My speculation is that there must be some assumption amongst
our elected leaders that siding with unelected traditional leaders will have
some political benefits.
But what sort of benefit might this be? Presumably, the rural
populace already votes the African National Congress without being compelled by
chiefs, and indeed, in many areas, they vote for the ANC against the wishes of
the chiefs.
Then why would the ANC risk the support of rural residents by
courting traditional leaders in unprogressive ways?
One answer is simply that for a cohort of conservative leaders
within the ANC, there are political gains to be made if the rural population
can be made to accept that traditional leaders are their political and
customary proxy.
Custom and tradition are perfect ideologies for curtailing
democratic accountability because they make social hierarchies and male power
appear natural and beyond question.
Conservative elites cleverly exploit custom in a way that
positions them to enjoy the benefits of the modern state while using culture to
silence or discredit citizens attempting to hold them accountable.
Without a doubt, the ANC is evermore succumbing to the
enticements of patriarchal power and the seduction of neo-traditionalist
politics. This cannot be separated from the way in which President Zuma himself
has been protected and continues to evade culpability in key scandals,
including the landing of his friends’ private plane on a national military base
and the clear abuse of the fiscus in the security upgrades of his personal home
in Nkandla.
One could not escape the sense that the President was being
given the “royal” treatment himself, when the blame was placed on civil
servants as though they are irresponsible subjects who have tarnished his
reputation. What is relied upon is the image of the president as being wholly inerrant.
This is a natural extension of the logic of monarchy, not of democracy.
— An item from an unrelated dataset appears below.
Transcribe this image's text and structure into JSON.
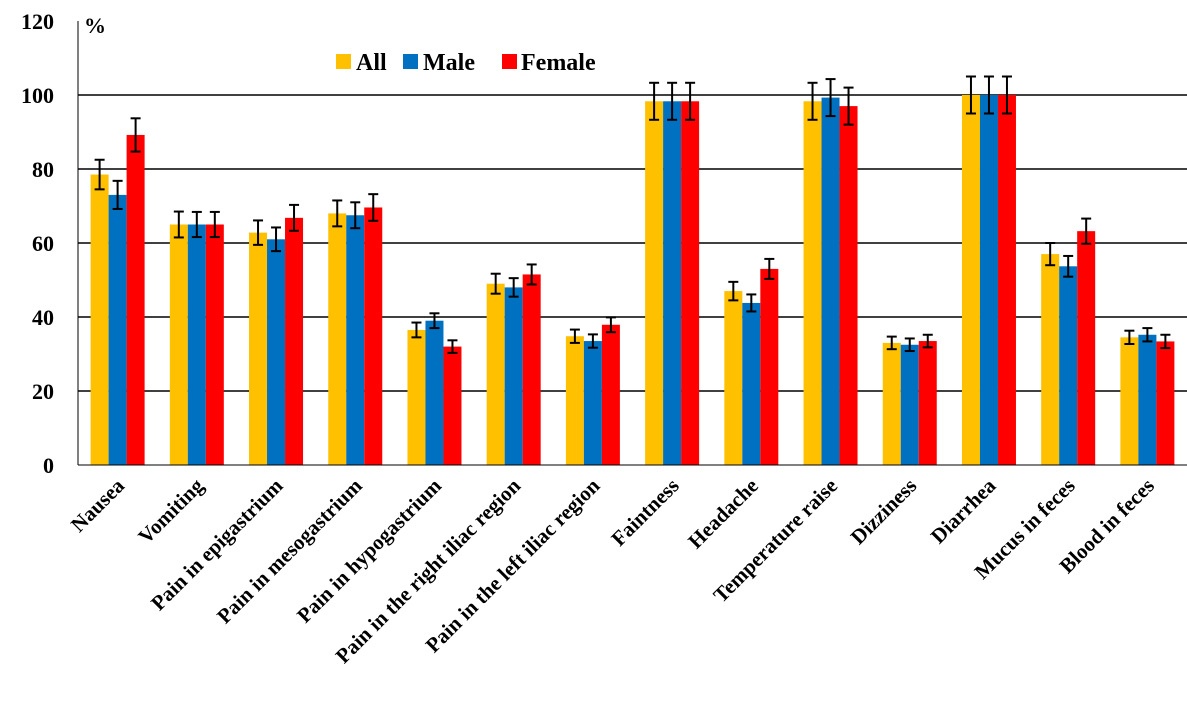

The blurring of the image of the president with a type of
‘kingliness’, combined with the growing politics of entitlement by traditional
leaders, explains why the ANC would find resonance with the culturalist
politics of traditional leaders.
Yet the failure of the Traditional Courts Bill likely caught
its strongest proponents by surprise and should have been a warning to our
elected leaders that in South Africa, rural residents know that participating
in living customs does not necessarily come at the expense of being full
citizens of a democracy. In the long run, the ANC stands to lose more than it
can gain if it keeps pushing the agenda of neo-traditionalists.